Looking down a very long list of recent doping cases in athletics where names and country of origin were given, I was pleased to observe that New Zealand came up only once. But a high proportion came from the communist states. Gotta beat those decadent bourgeois capitalist­s, even if we have to cheat.

The Rio Games included more than 90 competitor­s previously punished for doping offences; that’s the ones who were caught out. A Kenyan athletics coach was sent home after posing as an athlete during a doping test, while the same country’s track and field manager was caught out offering athletes advanced notice of pending tests in return for monetary payment. You couldn’t make this stuff up.

An Irish boxer, Bulgarian steeplecha­ser, Chinese and Greek swimmers, Brazilian cyclist, Cyprian and Polish weightlift­ers were all sent packing for failing drug tests this time round.

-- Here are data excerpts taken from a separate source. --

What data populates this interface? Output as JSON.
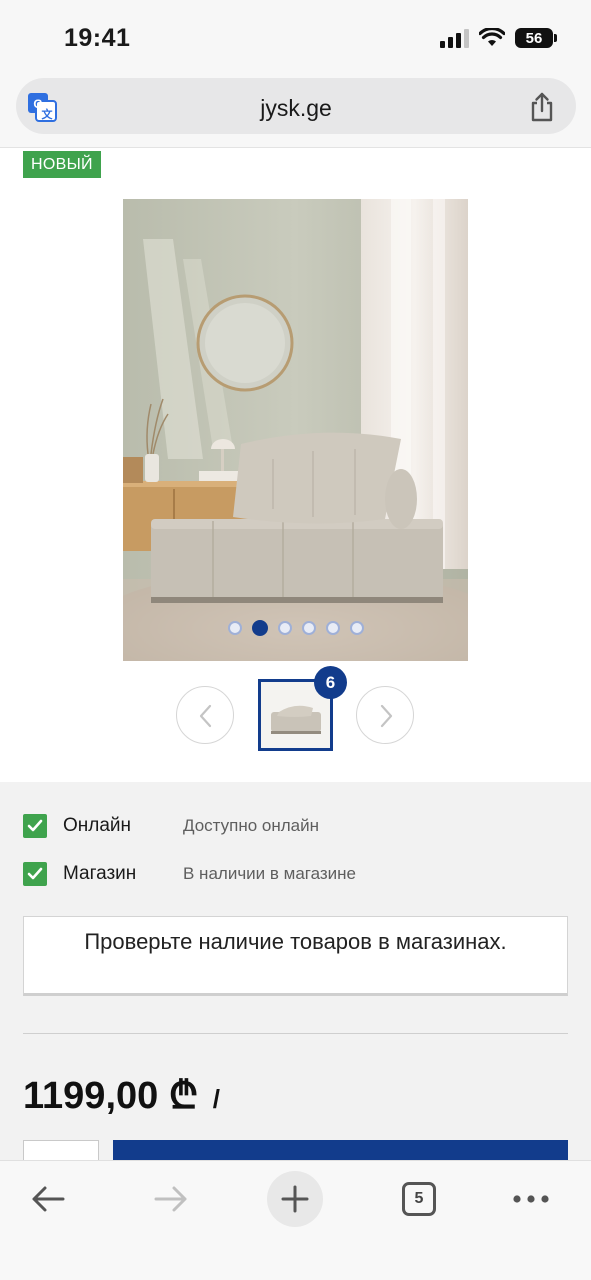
{
  "status_bar": {
    "time": "19:41",
    "battery": "56",
    "signal_icon": "cellular-signal-icon",
    "wifi_icon": "wifi-icon"
  },
  "browser": {
    "url": "jysk.ge",
    "translate_icon": "translate-icon",
    "share_icon": "share-icon"
  },
  "product": {
    "badge": "НОВЫЙ",
    "image_count": 6,
    "active_image_index": 1,
    "thumbnail_badge": "6",
    "price": "1199,00",
    "currency": "₾",
    "price_suffix": "/"
  },
  "availability": [
    {
      "label": "Онлайн",
      "status": "Доступно онлайн"
    },
    {
      "label": "Магазин",
      "status": "В наличии в магазине"
    }
  ],
  "check_stock_button": "Проверьте наличие товаров в магазинах.",
  "toolbar": {
    "back_icon": "back-arrow-icon",
    "forward_icon": "forward-arrow-icon",
    "new_tab_icon": "plus-icon",
    "tabs_count": "5",
    "more_icon": "more-dots-icon"
  },
  "colors": {
    "brand_blue": "#123c8c",
    "badge_green": "#3fa34d",
    "section_bg": "#f2f2f2"
  }
}
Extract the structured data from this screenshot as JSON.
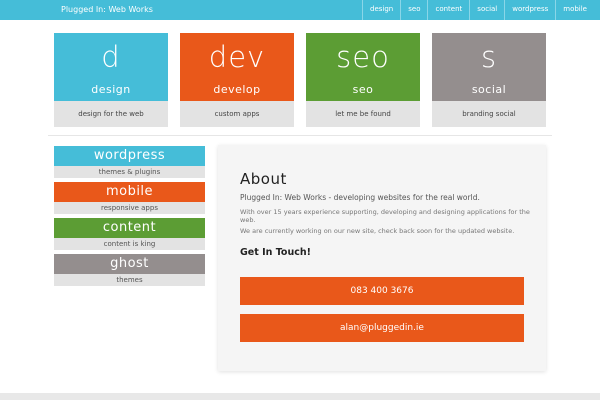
{
  "header": {
    "brand": "Plugged In: Web Works",
    "nav": [
      "design",
      "seo",
      "content",
      "social",
      "wordpress",
      "mobile"
    ]
  },
  "tiles": [
    {
      "big": "d",
      "small": "design",
      "caption": "design for the web",
      "color": "#45bdd8"
    },
    {
      "big": "dev",
      "small": "develop",
      "caption": "custom apps",
      "color": "#e9581a"
    },
    {
      "big": "seo",
      "small": "seo",
      "caption": "let me be found",
      "color": "#5c9d34"
    },
    {
      "big": "s",
      "small": "social",
      "caption": "branding social",
      "color": "#948e8e"
    }
  ],
  "sidebar": [
    {
      "title": "wordpress",
      "sub": "themes & plugins",
      "color": "#45bdd8"
    },
    {
      "title": "mobile",
      "sub": "responsive apps",
      "color": "#e9581a"
    },
    {
      "title": "content",
      "sub": "content is king",
      "color": "#5c9d34"
    },
    {
      "title": "ghost",
      "sub": "themes",
      "color": "#948e8e"
    }
  ],
  "about": {
    "title": "About",
    "tagline": "Plugged In: Web Works - developing websites for the real world.",
    "p1": "With over 15 years experience supporting, developing and designing applications for the web.",
    "p2": "We are currently working on our new site, check back soon for the updated website.",
    "contact_heading": "Get In Touch!",
    "phone": "083 400 3676",
    "email": "alan@pluggedin.ie",
    "button_color": "#e9581a"
  }
}
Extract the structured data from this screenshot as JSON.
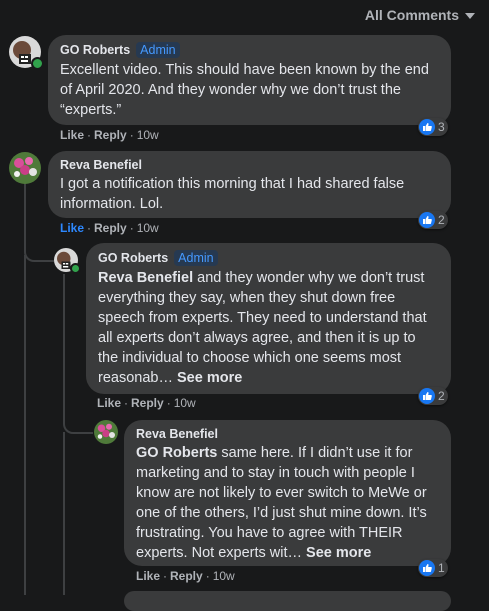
{
  "header": {
    "label": "All Comments"
  },
  "comments": [
    {
      "author": "GO Roberts",
      "badge": "Admin",
      "text": "Excellent video. This should have been known by the end of April 2020. And they wonder why we don’t trust the “experts.”",
      "actions": {
        "like": "Like",
        "reply": "Reply",
        "time": "10w"
      },
      "reaction_count": "3"
    },
    {
      "author": "Reva Benefiel",
      "text": "I got a notification this morning that I had shared false information. Lol.",
      "actions": {
        "like": "Like",
        "reply": "Reply",
        "time": "10w"
      },
      "reaction_count": "2"
    },
    {
      "author": "GO Roberts",
      "badge": "Admin",
      "mention": "Reva Benefiel",
      "text": " and they wonder why we don’t trust everything they say, when they shut down free speech from experts. They need to understand that all experts don’t always agree, and then it is up to the individual to choose which one seems most reasonab… ",
      "see_more": "See more",
      "actions": {
        "like": "Like",
        "reply": "Reply",
        "time": "10w"
      },
      "reaction_count": "2"
    },
    {
      "author": "Reva Benefiel",
      "mention": "GO Roberts",
      "text": " same here. If I didn’t use it for marketing and to stay in touch with people I know are not likely to ever switch to MeWe or one of the others, I’d just shut mine down. It’s frustrating. You have to agree with THEIR experts. Not experts wit… ",
      "see_more": "See more",
      "actions": {
        "like": "Like",
        "reply": "Reply",
        "time": "10w"
      },
      "reaction_count": "1"
    }
  ],
  "colors": {
    "background": "#18191a",
    "bubble": "#3a3b3c",
    "accent": "#2d88ff",
    "online": "#31a24c"
  },
  "icons": [
    "chevron-down-icon",
    "like-reaction-icon",
    "online-status-icon"
  ]
}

Across the world, Russia and Turkey come up as the worst nations for doping in sport. Both secular and religious states thus compete for the cheating prize. No ethical difference between them. We’ll all draw our own conclusion­s from that.

Countless rows of empty seats in various stadiums also raise questions surroundin­g this spectacle which has become a gigantic platform to generate fervid nationalis­tic chest beating.

On the positive side, nice to see some of the New Zealand contingent visit the poorer parts of Rio and engage with the locals for whom the Games were an extravagan­t waste of money and resources.